Il fallu attendre longtemps après mon installation comme tailleur pour pouvoir me réaliser un costume. L’idée était plutôt de garder de la trésorerie que de manger l’échalote directement. Mon premier costume made-in-italy était croisé, en flanelle marine rayée craie. Hélas, j’avais eu l’idée jusqu’au-boutiste d’acheter un drap Gorina très lourd (480grs) et en fait, en dehors du mois de février, je n’ai jamais tellement pu mettre ce costume, trop chaud. Comme mon premier blazer droit, trois boutons, toujours dans un drap Gorina, un whipcord marine qui chatoyait sous la lumière.

A la suite d’un ou deux autres tests de draps en poids moyens, je me suis rendu compte que la laine me grattait les jambes si elle n’était pas assez douce. Mon nouvel atelier en Europe de l’Est proposant sa propre sélection de Perennial s’110 Vitale Barberis et par soucis d’économie, j’ai lancé un premier costume bleu pétrole, par besoin plus que par goût. Puis toujours dans la même série de tissus, j’ai fait réalisé un bleu nuit, un gris anthracite, et deux petites flanelles fines, marine et gris anthracite.

Ce faisant, j’ai reconstitué ma penderie de costumes simples et efficaces, à simplement égayer de pochettes blanches, de papillons et de cravates classiques. Les papillons club – surtout ceux de Brooks Brothers – sont devenus fétiches.

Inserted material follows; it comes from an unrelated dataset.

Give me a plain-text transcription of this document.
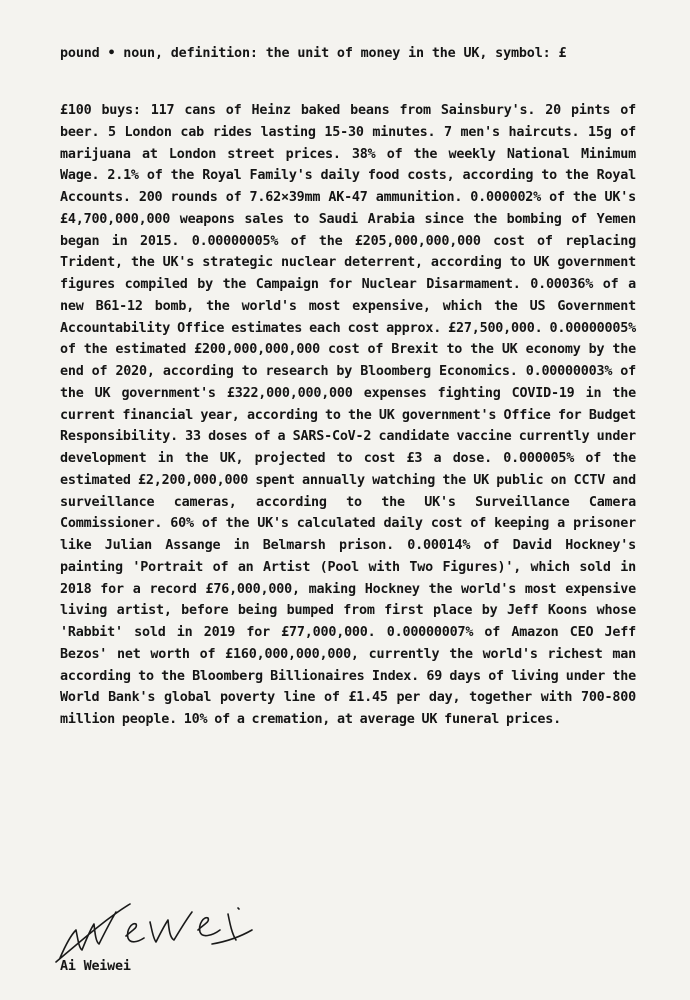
pound • noun, definition: the unit of money in the UK, symbol: £
£100 buys: 117 cans of Heinz baked beans from Sainsbury's. 20 pints of beer. 5 London cab rides lasting 15-30 minutes. 7 men's haircuts. 15g of marijuana at London street prices. 38% of the weekly National Minimum Wage. 2.1% of the Royal Family's daily food costs, according to the Royal Accounts. 200 rounds of 7.62×39mm AK-47 ammunition. 0.000002% of the UK's £4,700,000,000 weapons sales to Saudi Arabia since the bombing of Yemen began in 2015. 0.00000005% of the £205,000,000,000 cost of replacing Trident, the UK's strategic nuclear deterrent, according to UK government figures compiled by the Campaign for Nuclear Disarmament. 0.00036% of a new B61-12 bomb, the world's most expensive, which the US Government Accountability Office estimates each cost approx. £27,500,000. 0.00000005% of the estimated £200,000,000,000 cost of Brexit to the UK economy by the end of 2020, according to research by Bloomberg Economics. 0.00000003% of the UK government's £322,000,000,000 expenses fighting COVID-19 in the current financial year, according to the UK government's Office for Budget Responsibility. 33 doses of a SARS-CoV-2 candidate vaccine currently under development in the UK, projected to cost £3 a dose. 0.000005% of the estimated £2,200,000,000 spent annually watching the UK public on CCTV and surveillance cameras, according to the UK's Surveillance Camera Commissioner. 60% of the UK's calculated daily cost of keeping a prisoner like Julian Assange in Belmarsh prison. 0.00014% of David Hockney's painting 'Portrait of an Artist (Pool with Two Figures)', which sold in 2018 for a record £76,000,000, making Hockney the world's most expensive living artist, before being bumped from first place by Jeff Koons whose 'Rabbit' sold in 2019 for £77,000,000. 0.00000007% of Amazon CEO Jeff Bezos' net worth of £160,000,000,000, currently the world's richest man according to the Bloomberg Billionaires Index. 69 days of living under the World Bank's global poverty line of £1.45 per day, together with 700-800 million people. 10% of a cremation, at average UK funeral prices.
Ai Weiwei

Une première petite veste sport, droite, deux boutons dans un simple chevron marron / miel de chez Dugdale Bros et un blazer à boutons cuivrés (deux boutons aussi) dans un drap Holland & Sherry Cape Horn ont comblé mon besoin de vêtements simples et dignes, sans excès. Entre temps, j’ai récupéré quelques costumes plus avant-gardistes que j’avais confectionné pour ma vitrine (costumes de ville ou en tweed) dont un prince-de-galles gris à carreaux violet, se portant avec un gilet croisé en velours violet, mais sans jamais éprouver un plaisir particulier à porter ce vêtement ultra-voyant.

Finalement et plus le temps passe, plus je suis heureux de la simplicité de costumes simples, parfois discrètement rayés. Maintenant que j’ai trouvé mon chausseur aux Etats-Unis – Alden (une tracasserie sans nom pour faire venir les souliers en Europe), je suis comblé. J’ai de nombreuses chemises, de toutes les couleurs, rayées ou unies, parfois à carreaux, que je m’amuse chaque matin à accorder avec papillons ou cravates.

J’ai très vite compris que je préférais équilibrer mes plaisirs de vie, entre dimanche aux puces, restaurants et voyages agréables. Je connais bien des messieurs qui sont sapés comme des milords mais mangent des patates et vivent dans un clapier (le même genre qui possèdent parfois des très gros 4×4 allemands). Le costume n’est pas pour moi un objet mono-maniaque mais un outil qui se veut agréable et pratique. Ce que je ne cesse de professer d’ailleurs : il ne faut pas voir l’élégance comme une difficulté et un ennui, mais un ensemble de règles simples et efficaces pour gagner du temps et donner de la confiance en soi. Ma garde-robe est raisonnable. Chaque année, je me confectionne un costume d’été, à dominante beige ou en coton, qui me comble de plaisir (environ 1 mois à peine en comptant la fermeture d’août et l’hiver qui dure 10 mois).

Je renouvelle doucement, en me sentant obligé de sortir évidemment un vêtement que je n’aime plus pour faire de la place dans mon armoire. Car il est aussi là l’autre problème, ma garde-robe est trop remplie. Chaque cintre lutte avec le suivant pour ne pas finir expulsé comme le bouchon d’une bouteille de champagne. Ce qui oblige à une certaine modération. Et puis la vie est longue, j’aurais bien le temps de tout apprécier.